A frequent injury among sportspersons is bursitis, or an inflammation of the fluid pocket located in the areas of friction between body tissue, predominantly between bones and muscles or tendons. The most frequent bursitis among sportspersons are the ones concerning the elbows, knees and shoulders.


A sprain is an injury to the ligament (a structure that connects two or more bones in a joint) which happens when the ligament is stretched or broken.

The most common sprains are ankle sprains, but wrist sprains can also occur from falling on the hand, or thumb sprains in some sports activities, such as skiing.

Sprains have many different causes. Some falls, twists, or blows can displace the joint from its normal position, stretching or tearing the ligaments that hold the joint in place.

Dislocations and subdislocations

After fractures, dislocations and subdislocations are the second leading cause of sports disabilities. Subdislocations are partial dislocations in which there is an incomplete separation between the two bones that make up the joint. With dislocations there is full separation.

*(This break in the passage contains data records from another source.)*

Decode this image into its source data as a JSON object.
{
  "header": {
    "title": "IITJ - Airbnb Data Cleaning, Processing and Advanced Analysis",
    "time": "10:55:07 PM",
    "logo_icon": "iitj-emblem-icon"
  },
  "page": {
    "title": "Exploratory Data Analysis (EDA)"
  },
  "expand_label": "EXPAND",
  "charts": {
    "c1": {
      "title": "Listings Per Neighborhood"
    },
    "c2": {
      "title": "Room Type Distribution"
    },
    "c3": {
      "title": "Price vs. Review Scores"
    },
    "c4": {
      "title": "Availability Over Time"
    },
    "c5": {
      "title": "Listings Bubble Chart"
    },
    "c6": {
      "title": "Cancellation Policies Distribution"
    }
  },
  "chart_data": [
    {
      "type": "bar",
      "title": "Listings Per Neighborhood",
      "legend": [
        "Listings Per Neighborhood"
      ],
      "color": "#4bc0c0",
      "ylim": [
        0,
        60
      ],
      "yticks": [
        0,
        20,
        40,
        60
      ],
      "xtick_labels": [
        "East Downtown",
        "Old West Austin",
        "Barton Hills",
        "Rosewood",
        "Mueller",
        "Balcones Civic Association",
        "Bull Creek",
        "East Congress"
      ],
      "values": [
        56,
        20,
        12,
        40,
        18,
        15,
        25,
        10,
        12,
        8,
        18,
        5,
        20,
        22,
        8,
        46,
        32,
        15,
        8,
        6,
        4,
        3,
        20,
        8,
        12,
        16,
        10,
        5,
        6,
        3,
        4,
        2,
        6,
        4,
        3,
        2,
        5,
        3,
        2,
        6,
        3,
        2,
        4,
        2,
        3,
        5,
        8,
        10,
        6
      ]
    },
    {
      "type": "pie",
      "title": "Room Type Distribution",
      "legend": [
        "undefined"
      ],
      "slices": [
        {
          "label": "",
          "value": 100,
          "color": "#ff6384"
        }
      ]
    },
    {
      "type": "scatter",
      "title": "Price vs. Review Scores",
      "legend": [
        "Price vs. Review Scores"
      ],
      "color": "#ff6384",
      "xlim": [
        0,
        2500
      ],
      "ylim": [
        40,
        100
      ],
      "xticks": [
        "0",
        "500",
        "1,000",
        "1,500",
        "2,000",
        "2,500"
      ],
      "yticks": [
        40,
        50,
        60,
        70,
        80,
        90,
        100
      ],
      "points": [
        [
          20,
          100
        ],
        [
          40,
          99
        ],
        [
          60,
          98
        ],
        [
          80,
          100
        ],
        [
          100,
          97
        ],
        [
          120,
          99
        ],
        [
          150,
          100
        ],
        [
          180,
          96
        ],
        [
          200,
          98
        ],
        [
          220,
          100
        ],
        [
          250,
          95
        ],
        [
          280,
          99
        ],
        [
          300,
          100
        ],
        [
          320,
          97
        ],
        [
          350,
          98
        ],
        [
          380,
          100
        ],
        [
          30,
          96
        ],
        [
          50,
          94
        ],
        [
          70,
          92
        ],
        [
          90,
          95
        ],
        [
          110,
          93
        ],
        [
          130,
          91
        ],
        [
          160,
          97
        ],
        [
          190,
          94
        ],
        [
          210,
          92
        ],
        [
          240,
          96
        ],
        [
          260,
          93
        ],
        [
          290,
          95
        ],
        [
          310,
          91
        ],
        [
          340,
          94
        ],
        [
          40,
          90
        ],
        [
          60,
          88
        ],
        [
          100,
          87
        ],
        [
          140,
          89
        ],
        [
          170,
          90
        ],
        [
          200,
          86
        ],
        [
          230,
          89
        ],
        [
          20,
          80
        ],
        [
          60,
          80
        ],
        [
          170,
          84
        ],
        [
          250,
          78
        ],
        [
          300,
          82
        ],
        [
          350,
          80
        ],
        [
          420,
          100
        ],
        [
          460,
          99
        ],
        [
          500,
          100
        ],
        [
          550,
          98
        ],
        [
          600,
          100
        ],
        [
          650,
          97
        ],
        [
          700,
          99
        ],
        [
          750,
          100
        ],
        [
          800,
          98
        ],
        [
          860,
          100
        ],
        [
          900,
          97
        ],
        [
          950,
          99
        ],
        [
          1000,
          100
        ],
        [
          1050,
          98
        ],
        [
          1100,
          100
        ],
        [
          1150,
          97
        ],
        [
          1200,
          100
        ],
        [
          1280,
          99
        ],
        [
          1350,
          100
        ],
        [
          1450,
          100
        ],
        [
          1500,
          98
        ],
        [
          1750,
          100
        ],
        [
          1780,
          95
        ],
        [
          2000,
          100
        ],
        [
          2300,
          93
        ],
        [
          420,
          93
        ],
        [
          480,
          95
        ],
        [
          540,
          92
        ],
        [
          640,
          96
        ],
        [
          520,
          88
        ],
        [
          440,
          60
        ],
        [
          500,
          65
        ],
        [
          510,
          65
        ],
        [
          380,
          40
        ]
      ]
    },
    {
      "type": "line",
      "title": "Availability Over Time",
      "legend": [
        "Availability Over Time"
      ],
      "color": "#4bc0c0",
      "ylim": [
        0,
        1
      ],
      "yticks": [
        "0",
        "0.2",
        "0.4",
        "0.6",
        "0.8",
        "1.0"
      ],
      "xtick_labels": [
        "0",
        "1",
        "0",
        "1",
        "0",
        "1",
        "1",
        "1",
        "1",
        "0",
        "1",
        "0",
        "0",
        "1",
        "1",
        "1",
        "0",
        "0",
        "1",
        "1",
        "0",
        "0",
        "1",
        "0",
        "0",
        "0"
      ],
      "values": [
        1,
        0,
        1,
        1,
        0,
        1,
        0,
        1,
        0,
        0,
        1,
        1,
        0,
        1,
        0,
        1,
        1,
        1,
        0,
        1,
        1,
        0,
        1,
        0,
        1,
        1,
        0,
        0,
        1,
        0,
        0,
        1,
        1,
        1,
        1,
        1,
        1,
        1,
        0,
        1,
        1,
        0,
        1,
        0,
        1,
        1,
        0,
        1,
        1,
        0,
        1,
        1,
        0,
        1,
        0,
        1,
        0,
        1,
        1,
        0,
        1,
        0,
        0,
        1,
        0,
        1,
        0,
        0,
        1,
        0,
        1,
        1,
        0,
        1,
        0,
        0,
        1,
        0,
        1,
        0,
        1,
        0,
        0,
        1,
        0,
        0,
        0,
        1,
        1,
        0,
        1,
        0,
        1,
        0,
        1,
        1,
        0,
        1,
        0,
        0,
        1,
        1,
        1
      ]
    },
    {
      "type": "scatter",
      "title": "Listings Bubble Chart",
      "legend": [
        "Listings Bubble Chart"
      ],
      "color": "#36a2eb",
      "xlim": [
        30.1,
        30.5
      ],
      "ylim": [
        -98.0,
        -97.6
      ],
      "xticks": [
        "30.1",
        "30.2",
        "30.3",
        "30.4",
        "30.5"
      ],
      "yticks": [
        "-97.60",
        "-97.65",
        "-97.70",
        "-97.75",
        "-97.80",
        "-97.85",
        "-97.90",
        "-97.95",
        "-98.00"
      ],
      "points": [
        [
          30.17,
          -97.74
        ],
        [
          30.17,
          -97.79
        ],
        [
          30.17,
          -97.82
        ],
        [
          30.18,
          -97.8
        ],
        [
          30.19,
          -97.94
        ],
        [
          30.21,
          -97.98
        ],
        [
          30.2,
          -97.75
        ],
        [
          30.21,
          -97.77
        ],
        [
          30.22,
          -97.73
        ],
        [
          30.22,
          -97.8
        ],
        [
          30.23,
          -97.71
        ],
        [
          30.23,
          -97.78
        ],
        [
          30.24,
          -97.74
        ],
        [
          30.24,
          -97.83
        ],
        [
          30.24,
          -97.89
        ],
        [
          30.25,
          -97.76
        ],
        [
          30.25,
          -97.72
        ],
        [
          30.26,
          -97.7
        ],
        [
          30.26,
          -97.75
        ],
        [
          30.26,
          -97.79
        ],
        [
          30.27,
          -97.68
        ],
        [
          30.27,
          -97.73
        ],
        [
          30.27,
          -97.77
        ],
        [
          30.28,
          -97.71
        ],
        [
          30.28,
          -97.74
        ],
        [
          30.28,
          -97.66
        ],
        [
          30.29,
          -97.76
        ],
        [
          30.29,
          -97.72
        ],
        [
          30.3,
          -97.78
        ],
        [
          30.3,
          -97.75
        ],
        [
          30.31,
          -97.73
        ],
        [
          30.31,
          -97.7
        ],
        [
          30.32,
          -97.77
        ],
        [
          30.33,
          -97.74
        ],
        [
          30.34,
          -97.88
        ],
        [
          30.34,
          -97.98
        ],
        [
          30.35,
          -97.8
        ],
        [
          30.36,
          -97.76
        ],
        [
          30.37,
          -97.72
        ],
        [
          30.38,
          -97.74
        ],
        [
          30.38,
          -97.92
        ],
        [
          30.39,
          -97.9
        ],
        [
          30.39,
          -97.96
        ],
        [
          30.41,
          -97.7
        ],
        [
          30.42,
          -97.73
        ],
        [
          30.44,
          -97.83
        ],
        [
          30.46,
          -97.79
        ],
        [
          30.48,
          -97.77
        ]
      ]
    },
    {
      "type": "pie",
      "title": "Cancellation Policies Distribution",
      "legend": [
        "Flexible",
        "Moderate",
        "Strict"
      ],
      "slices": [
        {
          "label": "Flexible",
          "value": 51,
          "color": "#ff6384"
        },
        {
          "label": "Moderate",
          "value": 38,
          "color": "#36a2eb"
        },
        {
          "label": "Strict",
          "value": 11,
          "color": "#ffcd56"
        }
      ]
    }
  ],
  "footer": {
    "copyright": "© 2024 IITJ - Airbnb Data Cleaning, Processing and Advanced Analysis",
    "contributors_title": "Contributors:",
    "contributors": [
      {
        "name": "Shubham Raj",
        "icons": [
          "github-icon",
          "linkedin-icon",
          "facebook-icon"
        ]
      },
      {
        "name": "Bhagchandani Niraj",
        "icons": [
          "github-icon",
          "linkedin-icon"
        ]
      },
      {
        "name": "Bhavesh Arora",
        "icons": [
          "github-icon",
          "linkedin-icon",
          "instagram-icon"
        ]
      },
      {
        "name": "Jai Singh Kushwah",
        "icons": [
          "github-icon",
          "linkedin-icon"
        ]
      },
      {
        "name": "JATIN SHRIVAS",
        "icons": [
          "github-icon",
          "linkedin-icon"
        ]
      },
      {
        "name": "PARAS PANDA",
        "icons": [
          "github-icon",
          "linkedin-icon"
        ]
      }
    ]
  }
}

Osteoarthritis is a chronic inflammatory articular disease causing structural alterations in hyaline joint cartilage and sclerosis (hardening) of the subchondral bone. It affects 10% of the population and it is more common in later years. It represents around a quarter of the visits to the rheumatologist.

It is multifactorial in origin, with localised symptoms in the affected joints. The most prominent and bothersome symptom is pain, which generally worsens with activity and improves with rest. Joint stiffness is also frequent, which actually tends to appear after resting. Other symptoms such as clicking sounds during movement, occasional inflammation, joint deformity, or associated muscle atrophy may appear.

Osteoarthritis treatment is aimed at reducing pain and inflammation, improving functionality and preventing joint deformities.

Rheumatoid arthritis

Rheumatoid arthritis is a chronic disease that affects the connective tissue. It produces chronic synovitis affecting the peripheral joints. Its cause is unknown and significant immunological alterations have been found. Its clinical symptoms are slow, with stiffness appearing more often than not in the joints on the hands. Analgesic treatment is very important, as well as the use of disease modifying drugs.